Sickle cell disease (SCD) is a significant contributor to the high childhood mortality in Uganda and other
countries in sub-Saharan Africa. Hydroxyurea has been used safely in the US to moderate the effects of SCD-
related morbidities but is still not widely used in Africa where SCD prevalence is highest. The efficacy and
safety for hydroxyurea in sub-Saharan Africa have now been documented in several efficacy and effectiveness
trials. Based on these results, the Ugandan Ministry of Health (MOH) is invested in making hydroxyurea
available to SCD patients and is in the process of drafting clinical guidelines supporting the use of hydroxyurea
in SCA children. The implementation of routine use of hydroxyurea still has numerous challenges to overcome.
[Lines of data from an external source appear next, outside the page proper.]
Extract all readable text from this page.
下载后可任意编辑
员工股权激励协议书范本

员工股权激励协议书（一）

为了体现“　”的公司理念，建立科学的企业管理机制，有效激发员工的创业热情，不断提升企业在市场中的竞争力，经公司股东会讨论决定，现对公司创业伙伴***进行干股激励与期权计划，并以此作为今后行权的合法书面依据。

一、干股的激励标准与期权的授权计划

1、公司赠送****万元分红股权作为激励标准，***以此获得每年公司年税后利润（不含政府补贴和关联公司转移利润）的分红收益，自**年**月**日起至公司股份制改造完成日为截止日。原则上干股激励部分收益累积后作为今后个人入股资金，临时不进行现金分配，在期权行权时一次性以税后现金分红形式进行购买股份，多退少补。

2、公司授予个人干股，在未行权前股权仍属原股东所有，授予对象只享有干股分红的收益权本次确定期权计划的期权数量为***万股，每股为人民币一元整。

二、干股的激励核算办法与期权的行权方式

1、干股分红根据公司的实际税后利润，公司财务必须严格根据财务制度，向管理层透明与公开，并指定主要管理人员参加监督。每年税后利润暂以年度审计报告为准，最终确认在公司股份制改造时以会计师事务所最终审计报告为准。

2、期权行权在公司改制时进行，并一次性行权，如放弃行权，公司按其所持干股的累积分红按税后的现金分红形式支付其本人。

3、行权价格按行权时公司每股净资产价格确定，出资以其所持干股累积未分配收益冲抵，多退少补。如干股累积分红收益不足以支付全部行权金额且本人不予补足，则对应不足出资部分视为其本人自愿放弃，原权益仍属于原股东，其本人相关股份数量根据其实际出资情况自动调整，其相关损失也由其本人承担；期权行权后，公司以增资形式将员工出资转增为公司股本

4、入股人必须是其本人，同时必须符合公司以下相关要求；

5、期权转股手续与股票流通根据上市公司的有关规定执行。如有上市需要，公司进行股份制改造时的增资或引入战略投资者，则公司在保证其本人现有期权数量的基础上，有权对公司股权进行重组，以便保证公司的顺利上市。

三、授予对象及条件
Critical questions to inform an implementation strategy include how to develop and sustain clinical expertise in
routine care settings to support the use of hydroxyurea with acceptable safety and efficacy. Patient and family
barriers to care encountered outside controlled study settings will also inform implementation efforts.
This study will use a broad implementation framework to develop a set of implementation supports for
scaling up hydroxyurea use that can be used in a larger implementation trial while also simultaneously
preparing for the capacity building phase required in ongoing implementation. For Aim 1, the study team will
assemble and pilot an implementation toolkit for use of hydroxyurea in two Ugandan health units: a regional
referral hospital and a district hospital. Clinical experts and trained facilitators will help each site establish
process and outcomes monitoring systems that will both support quality improvement efforts to sustain high
quality services over time and to support the collection of treatment reach, safety, and efficacy data in a
subsequent implementation-effectiveness trial. In Aim 2, the study team will conduct a formative evaluation of
the implementation toolkit and supports. In this evaluation, investigators will identify key barriers and motivating
factors for hydroxyurea use in the Uganda healthcare context and use the information to finalize the toolkit and
overarching implementation strategy. The evaluation will include interviews with MOH to conceptualize
national, regional, and health unit-level implementation factors. Interviews, focus groups, and site observations
with site leaders and staff will illuminate inner setting factors influencing hydroxyurea use. Finally interviews
and focus groups with family members and patients will allow the team to conceptualize the experience of the
direct user of hydroxyurea treatment. Using rapid qualitative coding techniques, we will analyze themes and
map findings to better inform the implementation strategy elements required, including finalizing the toolkit. The
study’s Aim 3 will involve planning for implementation capacity building to support the continued advancement
of hydroxyurea therapy in low resource settings. This planning phase will include assessment of clinical
knowledge strengths and gaps at pilot sites, establishing ideal characteristics and roles for champions, and
identifying strategic advisory board members to guide future implementation.